戦闘機が死んだ日。2025/6/1、歴史をここに記す。
底道つかさ
心境の整理としてこの日を記す
概要:
2025年6月1日。
ロシア全土における、複数の空軍基地において、ウクライナによる小型ドローンを用いた同時奇襲攻撃作戦が実行された。
そのほとんどは成功。
爆撃機、電子戦機、戦闘機、攻撃機、空中管制機、とにかくありとあらゆる高脅威空中戦力兵器が、合計40~50機ていどの損害を受けた。
方法:
ウクライナ側は長期間の準備によって、大量の攻撃用ドローンをロシア国内へ搬入していた。
それらは木造コンテナの内部へ格納された。
作戦開始前、ドローンが格納されたコンテナは、ロシアの通常の運搬サービスによって空軍基地近辺へと輸送、配置された。
場所はただの高速道路のインターチェンジのようなところがほとんどである。
作戦開始と同時に、コンテナから数十機の自爆型ドローンが発進。航空基地内に露天駐機されていた軍用航空機たちへ攻撃を開始。
ものの数分で大量の軍用機が大破、炎上した。
この攻撃は非常に精度が高く、標的となった航空機は、弱点である主翼付け根や燃料槽へ被弾し、大破した模様。

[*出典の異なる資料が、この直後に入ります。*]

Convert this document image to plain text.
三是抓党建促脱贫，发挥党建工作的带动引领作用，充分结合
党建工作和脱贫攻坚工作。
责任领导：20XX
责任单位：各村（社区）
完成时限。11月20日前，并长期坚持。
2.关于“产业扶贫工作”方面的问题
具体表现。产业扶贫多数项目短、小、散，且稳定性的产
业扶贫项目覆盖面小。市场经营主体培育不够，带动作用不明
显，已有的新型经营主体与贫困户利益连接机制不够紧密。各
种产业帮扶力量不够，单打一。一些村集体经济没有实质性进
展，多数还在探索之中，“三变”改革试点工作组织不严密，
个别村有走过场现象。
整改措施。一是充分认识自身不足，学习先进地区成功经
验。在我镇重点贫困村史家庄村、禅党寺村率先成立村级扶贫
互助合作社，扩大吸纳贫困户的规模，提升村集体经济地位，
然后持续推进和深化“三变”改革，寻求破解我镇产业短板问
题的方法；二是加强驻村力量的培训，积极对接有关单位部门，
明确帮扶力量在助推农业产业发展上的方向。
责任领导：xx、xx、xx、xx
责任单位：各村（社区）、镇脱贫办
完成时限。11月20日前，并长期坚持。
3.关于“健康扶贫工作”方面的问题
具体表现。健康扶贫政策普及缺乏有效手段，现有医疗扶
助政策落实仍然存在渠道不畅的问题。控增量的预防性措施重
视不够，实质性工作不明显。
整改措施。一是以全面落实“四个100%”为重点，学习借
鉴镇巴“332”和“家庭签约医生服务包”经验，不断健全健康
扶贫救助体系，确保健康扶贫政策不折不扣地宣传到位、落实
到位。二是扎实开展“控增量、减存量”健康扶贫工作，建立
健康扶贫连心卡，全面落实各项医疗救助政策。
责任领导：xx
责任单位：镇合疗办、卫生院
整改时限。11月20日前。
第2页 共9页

これらのコントロールはウクライナ側のオペレーターによって行われた。
しかし、衛星回線を含む操縦回線は、ロシア側の物を乗っ取って使用した模様である。
オペレーターたちは作戦地点から遥か離れた地点にいたようだ。ウクライナ側の公表では、全員がその日のうちにウクライナ領へ撤退完了したとのこと。
ドローンの発進「母艦」となったコンテナ、あるいはトレーラーは、ドローンの全機発進完了と同時に自爆。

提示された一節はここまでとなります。